Kansoy, Güzelyurt bölgesinde 12 ay turizm yapılabileceğini de belirterek, turistlerin bölgede daha çok vakit geçirmesini sağlayabilmenin yollarının bulunması gerektiğini, sağlık ve konferans turizminin önemli olduğunu ve ilk etapta 1500 yatak kapasitesi hedefinin konulması ve Akdeniz-Yayla sahil şeridi yolunun revize edilerek bölge flora ve faunasına saygılı inşa edilmesi gerektiğini kaydetti.
Küçük sanayi açısından özelikle turunçgil, nar, arıcılık ve benzeri gıda orijinli sanayinin bölgede teşvik edilmesi gerektiğini belirten Kansoy, çarpık kentleşme ve kent siluetini bozan yapıların “anti-mühendis” bir Güzelyurt yaratarak Güzelyurt’u “Girneleştireceğini” ifade etti.
Kansoy, acilen bir ön emirnamenin Güzelyurt için yayınlanması gerektiğini kaydederek, Güzelyurt’un Adanın bakir kalmış tek ilçesi olduğunu, İmar Planı ve akabinde Master Planının yapılmasının gelecek nesillerin refah ve mutluluğunun teminatı olacağını dile getirdi.
Güzelyurt’un doğal peyzaj alanlarının korunması “Yeşil Kent” olabilmesi için herkesin birlikte çalışması gerektiğini de kaydeden Kansoy, afet yönetmelikleri ve risk analizleri ile “Afet Planlama ve Koordinasyon” organizasyonları yapılması gerektiğini de belirtti.
Dere ve dere yataklarına Fasıl 86’ya aykırı şekilde müdahale edildiğini, dolgu yapılarak peyzaj alanı yaratıldığına da işaret eden Kansoy, çoklu kat inşaatlara ruhsat verilerek Fasıl 96’nın ihlal edildiğini kaydetti.
Kansoy, evsel ve katı atıkların “vahşi depolama” yöntemiyle Kalkanlı bölgesinde Güzelyurt Su akiferi üzerine depolandığını ve bugünlerde yeni çöp alanları açılarak tahribatların arttığını görmenin üzüntü verici olduğunu söyledi.
Yayla köyünün en yüksek kanserden ölüm oranına sahip olduğunu belirten Kansoy, bölgenin kanser araştırmaları için pilot bölge ilan edilerek, ülke genelinde kanser ile toplumsal mücadele başlatılması gerektiğini ifade etti.

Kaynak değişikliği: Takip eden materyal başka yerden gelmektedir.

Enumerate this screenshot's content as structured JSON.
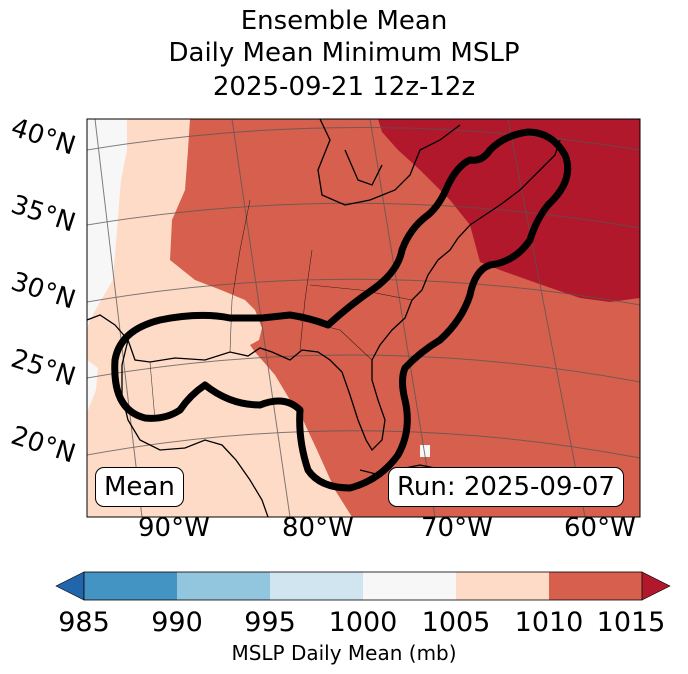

ODTÜ’de kurulan güneş panellerinin temiz enerji ve sürdürülebilir enerji modellerine örnek alınması gerektiğini belirten Kansoy, bu tür enerji kaynağı kullanımının konut ve işletmeler bazında artırılması gerektiğini vurguladı.
Kansoy, Güzelyurt’un göç veren bir bölge olduğuna da işaret ederek, göçü önlemek veya yavaşlatmak için iktisadi kalkınma planının yaşama geçmesi yanında, konut edinme sorununun çözülmesi gerektiğini belirtti.
“Üner Berkalp Stadı çevresindeki askeri birliklerin meskûn mahal dışına çıkarılarak, boşalan alanların toplu konut ve sosyal konut modelleriyle değerlendirilmesinin mümkün olduğunu” dile getiren Kansoy, değerli toprağı zengin tarım arazileri nedeniyle mekansal büyümenin toprak tuzluluk oranı yüksek ve tarıma elverişsiz topraklar üzerine yapılması gerektiğini de sözlerine ekledi.